In this emerging world of artificial intelligence we’ve been in for the past year or so, Google DeepMind has always been a big part of the conversation. Though they were caught a bit flat-footed this time last year, there was never any doubt that Google had some big guns in the AI race that would eventually surface. And today, with the introduction of Gemini to the world, we’re witnessing a significant leap for Google in the AI race. I think it’s fair to say that things are really starting to get interesting now.
A new definition of AI models
Gemini’s biggest, standout trait is the fact that it is a multimodal AI model, a significant departure from traditional single-mode AI systems. This new model is capable of processing and integrating diverse types of information — from text and code to audio, images, and videos. This ability makes Gemini an extraordinary tool, bridging gaps that previous AI models couldn’t. Understanding the need for AI solutions that cater to different requirements, Google has developed three versions of Gemini:
- Gemini Ultra: The most extensive and capable variant, designed for complex tasks.
- Gemini Pro: A versatile model suitable for a wide array of applications.
- Gemini Nano: Optimized for efficiency, this version is ideal for on-device integration.
Gemini Ultra’s performance exceeds current state-of-the-art results on 30 of the 32 widely-used academic benchmarks used in large language model (LLM) research and development.

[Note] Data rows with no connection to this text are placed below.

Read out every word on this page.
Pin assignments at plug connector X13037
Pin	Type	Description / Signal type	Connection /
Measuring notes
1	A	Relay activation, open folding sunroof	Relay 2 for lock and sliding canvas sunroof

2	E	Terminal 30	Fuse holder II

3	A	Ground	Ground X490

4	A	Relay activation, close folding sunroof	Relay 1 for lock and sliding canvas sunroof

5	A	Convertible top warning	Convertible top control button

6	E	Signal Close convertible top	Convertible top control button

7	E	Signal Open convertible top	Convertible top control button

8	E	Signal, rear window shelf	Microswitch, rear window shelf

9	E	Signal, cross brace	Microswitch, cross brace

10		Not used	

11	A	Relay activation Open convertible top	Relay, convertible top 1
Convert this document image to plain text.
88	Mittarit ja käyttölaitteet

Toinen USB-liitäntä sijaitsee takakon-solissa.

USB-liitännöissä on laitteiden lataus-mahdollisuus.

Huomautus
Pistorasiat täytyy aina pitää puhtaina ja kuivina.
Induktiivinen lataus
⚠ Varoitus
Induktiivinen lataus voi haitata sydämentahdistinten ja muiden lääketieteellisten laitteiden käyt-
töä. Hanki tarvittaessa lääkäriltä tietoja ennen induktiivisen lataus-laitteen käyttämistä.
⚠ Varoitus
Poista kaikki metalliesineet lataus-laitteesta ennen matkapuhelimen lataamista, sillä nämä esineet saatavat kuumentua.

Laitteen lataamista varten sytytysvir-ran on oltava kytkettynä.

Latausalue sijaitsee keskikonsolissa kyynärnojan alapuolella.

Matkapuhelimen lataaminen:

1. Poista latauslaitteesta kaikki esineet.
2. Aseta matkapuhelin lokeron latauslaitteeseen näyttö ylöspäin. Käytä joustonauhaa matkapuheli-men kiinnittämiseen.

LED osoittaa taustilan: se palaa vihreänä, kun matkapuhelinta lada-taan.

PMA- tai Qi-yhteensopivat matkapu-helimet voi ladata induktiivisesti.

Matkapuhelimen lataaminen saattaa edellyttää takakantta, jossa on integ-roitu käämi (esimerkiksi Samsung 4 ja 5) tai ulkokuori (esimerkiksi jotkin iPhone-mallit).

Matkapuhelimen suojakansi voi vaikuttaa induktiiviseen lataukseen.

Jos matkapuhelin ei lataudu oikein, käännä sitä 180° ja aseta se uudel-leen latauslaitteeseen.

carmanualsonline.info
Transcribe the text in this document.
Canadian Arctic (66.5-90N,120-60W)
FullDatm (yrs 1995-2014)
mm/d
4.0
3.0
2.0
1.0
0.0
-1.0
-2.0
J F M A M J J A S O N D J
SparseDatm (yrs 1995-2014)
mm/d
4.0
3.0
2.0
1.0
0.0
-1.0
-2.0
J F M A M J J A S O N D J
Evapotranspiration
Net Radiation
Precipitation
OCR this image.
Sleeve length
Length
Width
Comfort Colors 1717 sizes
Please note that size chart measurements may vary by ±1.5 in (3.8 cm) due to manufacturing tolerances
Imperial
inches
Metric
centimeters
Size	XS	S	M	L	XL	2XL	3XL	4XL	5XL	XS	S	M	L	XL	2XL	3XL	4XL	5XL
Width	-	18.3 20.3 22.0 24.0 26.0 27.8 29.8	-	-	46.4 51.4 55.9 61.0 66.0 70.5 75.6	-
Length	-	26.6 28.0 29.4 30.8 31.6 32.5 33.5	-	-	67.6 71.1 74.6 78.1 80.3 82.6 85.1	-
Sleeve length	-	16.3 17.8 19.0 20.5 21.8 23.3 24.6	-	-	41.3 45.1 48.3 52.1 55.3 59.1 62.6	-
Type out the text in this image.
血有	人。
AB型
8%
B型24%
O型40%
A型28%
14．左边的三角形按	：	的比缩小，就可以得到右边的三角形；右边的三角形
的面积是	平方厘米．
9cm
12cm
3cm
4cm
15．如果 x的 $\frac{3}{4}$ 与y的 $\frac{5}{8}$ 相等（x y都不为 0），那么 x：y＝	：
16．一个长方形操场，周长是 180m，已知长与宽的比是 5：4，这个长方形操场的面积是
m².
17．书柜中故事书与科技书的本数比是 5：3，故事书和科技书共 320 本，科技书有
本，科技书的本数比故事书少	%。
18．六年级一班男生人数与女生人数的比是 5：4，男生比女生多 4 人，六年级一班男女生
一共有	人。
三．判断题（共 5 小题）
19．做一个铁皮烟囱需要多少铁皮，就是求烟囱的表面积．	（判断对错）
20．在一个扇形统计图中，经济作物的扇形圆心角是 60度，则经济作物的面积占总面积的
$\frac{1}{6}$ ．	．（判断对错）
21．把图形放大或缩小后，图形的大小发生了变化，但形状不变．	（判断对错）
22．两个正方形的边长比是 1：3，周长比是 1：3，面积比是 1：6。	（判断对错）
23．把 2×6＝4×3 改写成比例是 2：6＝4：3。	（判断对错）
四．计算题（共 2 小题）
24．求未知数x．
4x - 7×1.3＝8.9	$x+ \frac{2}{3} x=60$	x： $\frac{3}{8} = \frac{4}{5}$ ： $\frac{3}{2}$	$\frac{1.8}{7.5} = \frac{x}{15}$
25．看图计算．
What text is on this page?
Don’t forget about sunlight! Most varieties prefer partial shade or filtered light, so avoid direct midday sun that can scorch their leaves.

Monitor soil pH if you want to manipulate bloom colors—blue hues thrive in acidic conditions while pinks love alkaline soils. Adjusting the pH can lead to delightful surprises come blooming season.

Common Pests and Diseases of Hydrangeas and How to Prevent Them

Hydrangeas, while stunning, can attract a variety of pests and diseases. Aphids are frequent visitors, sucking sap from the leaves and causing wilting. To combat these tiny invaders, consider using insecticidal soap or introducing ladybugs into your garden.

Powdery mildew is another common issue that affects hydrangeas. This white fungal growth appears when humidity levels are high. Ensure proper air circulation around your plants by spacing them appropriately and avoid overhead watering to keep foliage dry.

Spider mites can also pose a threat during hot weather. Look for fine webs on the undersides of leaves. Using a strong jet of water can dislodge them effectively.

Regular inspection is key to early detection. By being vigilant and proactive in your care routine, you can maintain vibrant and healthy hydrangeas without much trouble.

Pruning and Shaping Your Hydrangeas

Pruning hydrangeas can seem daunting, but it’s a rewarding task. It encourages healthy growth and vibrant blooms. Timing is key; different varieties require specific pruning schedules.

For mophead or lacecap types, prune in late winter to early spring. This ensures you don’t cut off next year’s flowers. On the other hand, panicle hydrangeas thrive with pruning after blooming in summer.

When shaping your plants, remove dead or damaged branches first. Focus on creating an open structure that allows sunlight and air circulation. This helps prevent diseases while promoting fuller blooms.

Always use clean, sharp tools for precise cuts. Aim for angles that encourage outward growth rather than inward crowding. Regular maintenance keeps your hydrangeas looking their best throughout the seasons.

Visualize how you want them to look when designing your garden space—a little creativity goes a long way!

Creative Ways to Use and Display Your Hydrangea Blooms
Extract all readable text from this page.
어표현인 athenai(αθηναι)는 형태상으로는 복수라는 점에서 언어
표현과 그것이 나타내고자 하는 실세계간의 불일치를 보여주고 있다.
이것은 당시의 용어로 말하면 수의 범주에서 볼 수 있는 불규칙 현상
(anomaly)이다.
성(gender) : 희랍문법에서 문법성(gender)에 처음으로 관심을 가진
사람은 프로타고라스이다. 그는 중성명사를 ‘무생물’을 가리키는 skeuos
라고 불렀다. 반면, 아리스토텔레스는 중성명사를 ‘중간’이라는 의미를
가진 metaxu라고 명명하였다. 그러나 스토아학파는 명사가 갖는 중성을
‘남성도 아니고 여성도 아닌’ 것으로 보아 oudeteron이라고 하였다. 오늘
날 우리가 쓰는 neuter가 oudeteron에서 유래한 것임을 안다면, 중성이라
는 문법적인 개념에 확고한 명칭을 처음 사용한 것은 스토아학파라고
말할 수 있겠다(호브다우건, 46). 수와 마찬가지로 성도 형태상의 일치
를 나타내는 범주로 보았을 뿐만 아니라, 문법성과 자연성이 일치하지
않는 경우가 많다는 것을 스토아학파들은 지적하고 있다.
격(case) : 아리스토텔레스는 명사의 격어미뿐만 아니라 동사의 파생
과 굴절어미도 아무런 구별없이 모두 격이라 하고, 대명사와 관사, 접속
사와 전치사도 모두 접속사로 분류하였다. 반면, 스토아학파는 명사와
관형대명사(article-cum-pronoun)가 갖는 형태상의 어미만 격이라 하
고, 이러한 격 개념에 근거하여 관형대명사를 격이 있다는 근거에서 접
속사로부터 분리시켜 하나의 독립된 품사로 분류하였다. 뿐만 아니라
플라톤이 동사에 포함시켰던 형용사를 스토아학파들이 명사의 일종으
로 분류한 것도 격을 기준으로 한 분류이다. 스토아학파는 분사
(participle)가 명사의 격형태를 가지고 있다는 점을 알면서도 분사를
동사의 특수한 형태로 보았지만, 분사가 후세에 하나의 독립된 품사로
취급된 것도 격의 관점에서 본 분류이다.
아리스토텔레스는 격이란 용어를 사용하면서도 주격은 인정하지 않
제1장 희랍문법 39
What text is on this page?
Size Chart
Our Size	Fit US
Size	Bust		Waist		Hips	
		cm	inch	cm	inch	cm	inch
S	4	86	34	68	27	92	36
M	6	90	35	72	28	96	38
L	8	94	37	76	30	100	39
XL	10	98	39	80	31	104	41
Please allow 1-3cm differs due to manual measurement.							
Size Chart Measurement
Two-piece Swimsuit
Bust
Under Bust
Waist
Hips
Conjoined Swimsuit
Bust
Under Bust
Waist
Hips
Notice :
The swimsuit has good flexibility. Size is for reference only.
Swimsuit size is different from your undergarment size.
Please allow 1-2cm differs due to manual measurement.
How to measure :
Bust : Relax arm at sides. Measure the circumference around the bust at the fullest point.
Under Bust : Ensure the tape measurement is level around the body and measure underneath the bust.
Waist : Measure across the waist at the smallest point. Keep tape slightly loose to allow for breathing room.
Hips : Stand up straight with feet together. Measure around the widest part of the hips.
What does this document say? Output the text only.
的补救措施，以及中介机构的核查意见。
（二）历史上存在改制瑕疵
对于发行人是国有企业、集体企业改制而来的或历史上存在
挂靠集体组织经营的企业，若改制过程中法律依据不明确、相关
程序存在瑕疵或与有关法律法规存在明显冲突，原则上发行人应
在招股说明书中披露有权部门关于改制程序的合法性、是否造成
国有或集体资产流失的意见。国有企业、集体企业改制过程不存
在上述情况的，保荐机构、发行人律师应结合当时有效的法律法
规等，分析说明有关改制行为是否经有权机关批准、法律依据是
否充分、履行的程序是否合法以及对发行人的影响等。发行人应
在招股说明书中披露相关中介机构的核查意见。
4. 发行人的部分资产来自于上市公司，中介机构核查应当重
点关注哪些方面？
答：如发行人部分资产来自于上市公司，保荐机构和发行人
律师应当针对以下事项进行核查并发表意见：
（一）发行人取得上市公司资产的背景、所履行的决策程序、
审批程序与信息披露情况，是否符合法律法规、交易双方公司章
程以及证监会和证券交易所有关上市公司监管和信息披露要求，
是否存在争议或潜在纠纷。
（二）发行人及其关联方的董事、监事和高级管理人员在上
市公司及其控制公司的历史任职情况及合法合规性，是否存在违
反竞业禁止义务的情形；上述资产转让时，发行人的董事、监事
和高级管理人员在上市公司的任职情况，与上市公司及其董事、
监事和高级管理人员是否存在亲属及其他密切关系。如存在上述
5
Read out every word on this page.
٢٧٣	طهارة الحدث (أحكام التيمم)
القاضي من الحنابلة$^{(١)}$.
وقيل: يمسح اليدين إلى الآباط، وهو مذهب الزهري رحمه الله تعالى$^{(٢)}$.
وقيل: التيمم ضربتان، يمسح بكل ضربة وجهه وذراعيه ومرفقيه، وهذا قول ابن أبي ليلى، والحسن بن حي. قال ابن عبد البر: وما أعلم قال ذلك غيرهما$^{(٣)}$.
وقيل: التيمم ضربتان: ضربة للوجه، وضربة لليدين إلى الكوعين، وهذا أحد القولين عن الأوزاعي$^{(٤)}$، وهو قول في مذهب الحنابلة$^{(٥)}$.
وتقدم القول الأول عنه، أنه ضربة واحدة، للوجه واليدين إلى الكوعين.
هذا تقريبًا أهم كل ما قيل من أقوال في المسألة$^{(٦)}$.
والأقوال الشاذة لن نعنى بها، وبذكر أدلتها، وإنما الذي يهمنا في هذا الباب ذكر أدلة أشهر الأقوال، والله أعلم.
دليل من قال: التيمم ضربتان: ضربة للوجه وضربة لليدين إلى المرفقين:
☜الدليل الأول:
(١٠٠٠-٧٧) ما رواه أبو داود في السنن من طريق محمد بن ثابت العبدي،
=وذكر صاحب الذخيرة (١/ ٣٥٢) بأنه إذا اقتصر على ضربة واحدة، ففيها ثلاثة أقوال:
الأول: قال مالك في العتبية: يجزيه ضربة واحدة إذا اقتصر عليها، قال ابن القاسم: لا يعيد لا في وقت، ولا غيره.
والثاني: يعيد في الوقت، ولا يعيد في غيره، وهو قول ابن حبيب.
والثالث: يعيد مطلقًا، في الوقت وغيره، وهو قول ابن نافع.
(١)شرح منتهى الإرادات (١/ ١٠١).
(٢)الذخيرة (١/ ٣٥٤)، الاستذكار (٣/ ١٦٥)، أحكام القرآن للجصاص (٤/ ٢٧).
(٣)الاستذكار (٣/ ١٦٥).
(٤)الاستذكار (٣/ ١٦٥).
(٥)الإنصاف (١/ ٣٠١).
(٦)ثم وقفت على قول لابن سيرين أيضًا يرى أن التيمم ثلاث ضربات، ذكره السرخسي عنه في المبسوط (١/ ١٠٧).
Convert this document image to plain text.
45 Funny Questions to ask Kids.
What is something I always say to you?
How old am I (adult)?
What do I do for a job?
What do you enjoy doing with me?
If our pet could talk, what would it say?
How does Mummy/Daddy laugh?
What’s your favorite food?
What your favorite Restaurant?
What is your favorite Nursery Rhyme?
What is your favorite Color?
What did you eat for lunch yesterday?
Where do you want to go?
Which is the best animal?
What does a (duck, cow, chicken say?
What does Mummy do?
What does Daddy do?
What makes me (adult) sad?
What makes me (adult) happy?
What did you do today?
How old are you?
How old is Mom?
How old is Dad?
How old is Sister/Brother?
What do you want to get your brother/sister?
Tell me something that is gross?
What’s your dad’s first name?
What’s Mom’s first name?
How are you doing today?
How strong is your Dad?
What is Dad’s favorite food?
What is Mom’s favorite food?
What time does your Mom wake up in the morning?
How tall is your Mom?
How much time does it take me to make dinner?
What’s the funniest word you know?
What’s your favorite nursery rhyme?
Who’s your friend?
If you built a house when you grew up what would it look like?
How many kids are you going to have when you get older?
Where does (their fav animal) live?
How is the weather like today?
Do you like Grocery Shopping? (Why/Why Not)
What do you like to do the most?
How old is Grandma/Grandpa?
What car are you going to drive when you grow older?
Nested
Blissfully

With a score of 90.0%, Gemini Ultra is the first model to outperform human experts on MMLU (massive multitask language understanding), which uses a combination of 57 subjects such as math, physics, history, law, medicine and ethics for testing both world knowledge and problem-solving abilities.via The Keyword
What really separates Gemini from its predecessors is its multimodal capability. Unlike traditional AI models that combine separately-trained components for different modalities, Gemini is pre-trained across various data types. This integrated approach allows it to process and comprehend multiple forms of input seamlessly, greatly increasing its reasoning and understanding abilities.
Gemini will be everywhere
It should come as no surprise that Gemini is being integrated into various Google products and platforms, starting today. First, Bard will begin leveraging Gemini Pro for advanced reasoning and understanding capabilities as early as today and will be – according to Google – the biggest upgrade to Bard since it first launched.
Gemini will also be coming to Pixel 8 Pro (and other Pixel phones later). Google says the Pixel 8 Pro is the first phone built to run Gemini Nano on-device to power new features like the Recorder app’s new Summarize feature and Gboard’s new Smart Replies.
In the next few months, we expect to see Gemini appearing in Search, Ads, Chrome, and Duet AI (mostly Workspace apps), and Google says that early experiments with Gemini in Search are already delivering a 40% reduction in latency with Search Generative Experiences.
The Gemini Era
With this launch, Google is entering a new era in AI and in their products as a whole. How Gemini will impact everything from app capabilities to search to content creation is anyone’s guess, but there’s no question around the power Gemini seems to possess. Google’s largely taken the slower, more-methodical approach to these more-powerful AI models, and though they are all about putting safety and responsibility in this area first, all of this is a bit scary when you realize the scale and scope of what is happening. I’m sure we’ll be talking about Gemini quite a bit in the coming weeks, months and years, and I have a feeling today’s launch will be a formative one for the future of Google.